[PATCH 09 of 11] x86: preallocate pmds at pgd creation time

Previous message: [thread] [date] [author]
Next message: [thread] [date] [author]
From: Jeremy Fitzhardinge
Date: Friday, January 25, 2008 - 2:23 pm

In PAE mode, an update to the pgd requires a cr3 reload to make sure
the processor notices the changes.  Since this also has the
side-effect of flushing the tlb, its an expensive operation which we
want to avoid where possible.

This patch mitigates the cost of installing the initial set of pmds on
process creation by preallocating them when the pgd is allocated.
This avoids up to three tlb flushes during exec, as it creates the new
process address space while the pagetable is in active use.

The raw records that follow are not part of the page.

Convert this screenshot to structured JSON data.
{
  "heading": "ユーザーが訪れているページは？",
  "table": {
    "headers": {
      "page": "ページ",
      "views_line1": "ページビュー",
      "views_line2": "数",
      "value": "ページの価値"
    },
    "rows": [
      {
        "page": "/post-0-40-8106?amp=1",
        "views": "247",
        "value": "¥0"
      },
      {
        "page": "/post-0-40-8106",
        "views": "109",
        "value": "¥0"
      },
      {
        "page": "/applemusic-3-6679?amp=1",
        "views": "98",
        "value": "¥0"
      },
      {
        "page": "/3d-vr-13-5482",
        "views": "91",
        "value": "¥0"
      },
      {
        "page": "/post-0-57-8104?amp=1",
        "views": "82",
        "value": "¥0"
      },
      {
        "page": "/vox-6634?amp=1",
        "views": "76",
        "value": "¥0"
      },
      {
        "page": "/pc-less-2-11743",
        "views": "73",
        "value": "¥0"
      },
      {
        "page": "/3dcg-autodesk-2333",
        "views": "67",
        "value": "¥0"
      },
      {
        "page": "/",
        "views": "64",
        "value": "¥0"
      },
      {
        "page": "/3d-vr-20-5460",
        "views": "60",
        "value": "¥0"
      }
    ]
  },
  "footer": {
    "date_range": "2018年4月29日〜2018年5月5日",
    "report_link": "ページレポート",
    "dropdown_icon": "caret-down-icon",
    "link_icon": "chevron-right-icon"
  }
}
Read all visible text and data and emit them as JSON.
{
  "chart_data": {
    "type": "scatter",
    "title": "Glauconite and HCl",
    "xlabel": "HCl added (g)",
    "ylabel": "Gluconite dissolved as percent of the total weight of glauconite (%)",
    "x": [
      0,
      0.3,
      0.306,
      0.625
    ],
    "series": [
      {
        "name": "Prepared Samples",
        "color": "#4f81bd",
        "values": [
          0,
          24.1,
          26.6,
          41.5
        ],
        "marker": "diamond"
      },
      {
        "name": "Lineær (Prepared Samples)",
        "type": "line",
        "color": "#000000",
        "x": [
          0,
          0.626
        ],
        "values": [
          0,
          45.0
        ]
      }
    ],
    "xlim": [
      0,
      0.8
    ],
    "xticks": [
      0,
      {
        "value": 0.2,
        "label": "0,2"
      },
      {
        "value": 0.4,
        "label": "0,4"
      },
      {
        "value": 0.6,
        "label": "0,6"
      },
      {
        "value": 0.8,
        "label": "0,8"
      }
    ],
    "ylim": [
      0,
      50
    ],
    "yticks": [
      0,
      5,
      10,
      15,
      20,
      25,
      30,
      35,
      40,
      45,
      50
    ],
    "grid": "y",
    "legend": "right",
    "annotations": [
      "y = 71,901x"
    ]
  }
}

The pmds will be freed as part of the normal pagetable teardown in
free_pgtables, which is called in munmap and process exit.  However,
free_pgtables will only free parts of the pagetable which actually
contain mappings, so stray pmds may still be attached to the pgd at
pgd_free time.  We must mop them up to prevent a memory leak.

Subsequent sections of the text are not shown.